Ms. PacMan seems to finally be working – not in terms of learning (that I know of) – but rather in terms of not crashing. While looking at the code though, I noticed that I may have an issue with the toGhost action. By itself, it seems counter-intuitive, that is unless the ghost is edible, in which case it’s desirable.
However, due to the strict way the pre-goal state is created, it is likely to never be used. This is because while an optimal (or even a lucky agent’s) pre-goal may contain an edible ghost, it also may not. In fact, the agent could conceivably reach the goal without using toGhost at all, resulting in its pre-goal not including edible ghosts. While I say toGhost isn’t used, because the agent essentially chooses every policy at once, it is used, just not towards any consequence.
There are a couple of ways to fix this: Modify the action requirements for toGhost such that they must include edible. However, this violates the terms of the action because its technically not legal.
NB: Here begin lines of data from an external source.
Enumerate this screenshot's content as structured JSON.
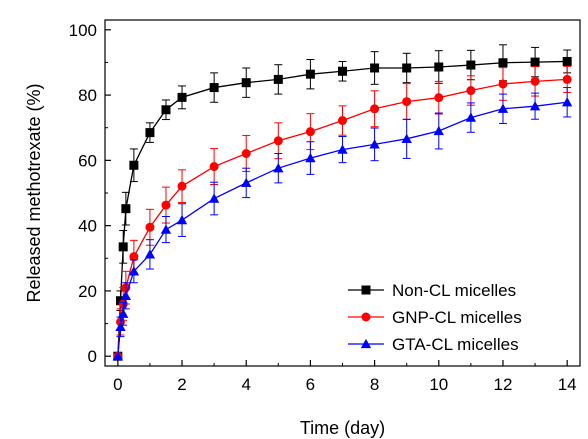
{
  "chart_data": {
    "type": "line",
    "title": "",
    "xlabel": "Time (day)",
    "ylabel": "Released methotrexate (%)",
    "xlim": [
      -0.4,
      14.4
    ],
    "ylim": [
      -3,
      103
    ],
    "xticks": [
      0,
      2,
      4,
      6,
      8,
      10,
      12,
      14
    ],
    "yticks": [
      0,
      20,
      40,
      60,
      80,
      100
    ],
    "grid": false,
    "legend_position": "bottom-right",
    "error_bars": true,
    "series": [
      {
        "name": "Non-CL micelles",
        "color": "#000000",
        "marker": "square",
        "x": [
          0,
          0.083,
          0.167,
          0.25,
          0.5,
          1,
          1.5,
          2,
          3,
          4,
          5,
          6,
          7,
          8,
          9,
          10,
          11,
          12,
          13,
          14
        ],
        "y": [
          0,
          17,
          33.5,
          45.2,
          58.5,
          68.5,
          75.5,
          79.3,
          82.3,
          83.8,
          84.8,
          86.4,
          87.3,
          88.3,
          88.3,
          88.6,
          89.2,
          89.9,
          90.1,
          90.3
        ],
        "err": [
          0,
          3,
          5,
          5,
          5,
          3,
          3,
          3.5,
          4.5,
          4.5,
          4.5,
          4.5,
          3,
          5,
          4.5,
          5,
          4.5,
          5.5,
          4.5,
          3.5
        ]
      },
      {
        "name": "GNP-CL micelles",
        "color": "#ff0000",
        "marker": "circle",
        "x": [
          0,
          0.083,
          0.167,
          0.25,
          0.5,
          1,
          1.5,
          2,
          3,
          4,
          5,
          6,
          7,
          8,
          9,
          10,
          11,
          12,
          13,
          14
        ],
        "y": [
          0,
          10.5,
          16,
          21,
          30.5,
          39.5,
          46.3,
          52.1,
          58.1,
          62.1,
          66,
          68.8,
          72.2,
          75.8,
          78,
          79.2,
          81.4,
          83.4,
          84.2,
          84.8
        ],
        "err": [
          0,
          4,
          5,
          5,
          5,
          5.5,
          5.5,
          5,
          5.5,
          5.5,
          5.5,
          5.5,
          4.5,
          5.5,
          5.5,
          5,
          4.5,
          5,
          4.5,
          4
        ]
      },
      {
        "name": "GTA-CL micelles",
        "color": "#0000ff",
        "marker": "triangle",
        "x": [
          0,
          0.083,
          0.167,
          0.25,
          0.5,
          1,
          1.5,
          2,
          3,
          4,
          5,
          6,
          7,
          8,
          9,
          10,
          11,
          12,
          13,
          14
        ],
        "y": [
          0,
          9,
          13,
          18.5,
          26,
          31.2,
          38.8,
          41.7,
          48.3,
          53.1,
          57.6,
          60.7,
          63.3,
          64.9,
          66.6,
          69,
          73.1,
          75.8,
          76.6,
          77.8
        ],
        "err": [
          0,
          3,
          3.5,
          4,
          3.5,
          4.5,
          4,
          5,
          5,
          4.5,
          4.5,
          5,
          4,
          5,
          6,
          5.5,
          4.5,
          4.5,
          4,
          4.5
        ]
      }
    ]
  }
}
This problem is the old ‘how much can I help?’ problem that I’ve come across.
Another is to only generate pre-goals for actions EXAMINED in the final step. So while the agent returns a full list of all actions, only form a pre-goal using the top few ones that actually mattered.
The above should be implemented anyway, but it still may not help.The toGhost action will never progress (unless through a miraculous coincidence) beyond its LGG form unless the optimal policy can create a pregoal for it. This leads me to believe that perhaps the optimal policy framework should be tweaked to ensure a pre-goal is present for every possible goal-fulfillling action. For example, something like providing a state description of the pre-goal. But then we fall back into the problem of basically designing the agent.
Perhaps for Ms. PacMan the agent gets several optimal traces which should hopefully help it out. This will require explicit state spec notes on which actions can achieve the goal. This form of learning is more of a ‘follow the teacher’ method, which should be acceptable as a form of learning.
Anyway, I haven’t really remarked on the ‘S’ title.
S (Statistical) was the original aim of this research, and may be required for proper learning. As with the edible case, the edible predicate may not always be present. this could be problematic and so instead of a hard unification step, I could soften it and include probabilistic values for predicates. Each predicate could start optimistically (100% seen) and gradually lower its probability with each unseen pre-goal unification. Any predicates dropping below say, 50% would be removed fully.
However, in the opposite case, where the predicate is at first not present, and later frequently seen, it’ll need to be increased to ~100%. Perhaps start all predicates at 50% and go either way.